A number of new virus and malware threats have appeared for users of Windows XP and Internet Explorer recently. See Three million hit by Windows worm, BBC News, 16 Jan 2009

Do you really need autorun?

Prior to the dominance of internet worms, the main method of transmission of viruses was through removable media such as floppy discs. It now seems that USB flash drives are becoming a very significant transmission vector. USB worms run themselves by creating a file called AUTORUN.INF on the root folder of USB drives (including other USB devices like cameras or MP3 players) – this file may appear to be junk but may run a hidden file with a non-standard three-letter extension. Every Windows workstation in an organisation should be protected by an up-to-date antivirus, but it is a worry that new variants appear that may not be detected even by “fuzzy” heuristics, and some antivirus programs may be configured to only scan for known executable file types.

We would suggest you might want to turn off the “autoplay” and “autorun” features on Windows, which some people find irritating even if not a security risk; it can also trigger when connecting to network drives. To turn off Autoplay on Windows XP, if you have a USB drive known to be clean, you can insert it, and right-click on its icon in My Computer. Then choose Properties > Autoplay and select “Take no action” for each type. (You can also do this for CDs if you think you are able to install any necessary software in future by finding a program called Setup.)

To turn off Autorun correctly on an up-to-date Windows installation, use the Group Policy management console. Go to Start > Run and type in gpedit.msc. Select the local Computer Configuration > Administrative Templates > Windows Components > Autoplay policies. The right-hand pane gives a list of policy options including “Turn off Autoplay”. Double click this, and in the properties box, select “enabled” (i.e. enable turning off autoplay), and “Turn off autoplay” on “All drives”. Click OK, and restart the computer.

For XP Home without a Group Policy console, you can install TweakUI and in the TweakUI control panel, go to My Computer > Autoplay > Drives, and untick each drive.

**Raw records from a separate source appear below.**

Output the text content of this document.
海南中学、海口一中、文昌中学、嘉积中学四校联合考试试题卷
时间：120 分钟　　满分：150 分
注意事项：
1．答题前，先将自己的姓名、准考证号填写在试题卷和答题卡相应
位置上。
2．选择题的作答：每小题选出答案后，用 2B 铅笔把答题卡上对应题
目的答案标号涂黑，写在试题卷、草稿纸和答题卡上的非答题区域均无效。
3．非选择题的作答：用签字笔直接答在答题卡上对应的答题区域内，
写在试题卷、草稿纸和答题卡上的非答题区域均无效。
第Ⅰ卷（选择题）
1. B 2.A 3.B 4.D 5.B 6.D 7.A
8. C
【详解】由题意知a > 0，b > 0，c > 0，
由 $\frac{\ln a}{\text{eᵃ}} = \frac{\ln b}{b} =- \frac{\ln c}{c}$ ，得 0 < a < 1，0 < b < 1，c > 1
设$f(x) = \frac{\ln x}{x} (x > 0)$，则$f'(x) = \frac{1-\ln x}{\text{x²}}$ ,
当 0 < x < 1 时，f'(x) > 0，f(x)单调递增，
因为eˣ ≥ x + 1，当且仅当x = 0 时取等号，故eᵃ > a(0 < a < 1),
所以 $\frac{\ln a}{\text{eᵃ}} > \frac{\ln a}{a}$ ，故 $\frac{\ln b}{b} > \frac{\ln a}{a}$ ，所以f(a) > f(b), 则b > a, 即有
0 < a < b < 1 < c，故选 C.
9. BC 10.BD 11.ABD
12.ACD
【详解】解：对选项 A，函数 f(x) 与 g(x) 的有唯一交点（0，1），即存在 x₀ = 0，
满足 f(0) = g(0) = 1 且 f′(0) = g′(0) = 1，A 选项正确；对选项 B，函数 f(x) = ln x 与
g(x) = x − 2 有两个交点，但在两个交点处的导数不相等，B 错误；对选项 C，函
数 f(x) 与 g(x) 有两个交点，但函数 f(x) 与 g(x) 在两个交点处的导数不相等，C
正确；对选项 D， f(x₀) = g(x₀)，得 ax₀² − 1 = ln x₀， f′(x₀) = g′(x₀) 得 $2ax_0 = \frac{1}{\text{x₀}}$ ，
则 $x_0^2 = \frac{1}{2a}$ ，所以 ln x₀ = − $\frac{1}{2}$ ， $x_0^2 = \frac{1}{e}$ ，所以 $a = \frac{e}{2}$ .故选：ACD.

Keep software up-to-date if possible.

Microsoft has issued notices of several vulnerabilities in Windows that have been exploited by malicious software, including MS08-067 from last October, and issued patches to fix the problems.

GreenNet appreciates that there are a number of Windows 95/98/ME users who don’t want to or are unable to buy new hardware. Microsoft stopped issuing new patches for Internet Explorer 6 (IE6) for Windows 9x in 2006, although IE6 is still updated in Windows 2000/XP. The easiest thing for people with Windows 9x is to use a browser other than Internet Explorer, such as Firefox 2.0.0.20 or preferably Opera. Opera is still maintained for Windows 9x. Windows 9x users should also have some kind of firewall enabled, either in a broadband router, or a personal firewall such as ZoneAlarm.

Novice users with Windows XP may not realise what version of Windows XP they are running. Antivirus companies and security experts recommend updating Windows regularly, but prior to Service Pack 2 of Windows XP this was not automatic. If you are not sure what version of Windows XP you have, put aside some time and visit Windows Update Many people even with SP2 turn off automatic updates because it downloading and installing can slow up the PC. This means you have to remember to do it manually.

There have also been security vulnerabilities in Acrobat Reader and Microsoft Word recently. We haven’t seen many attempts to exploit them, but free updates are available.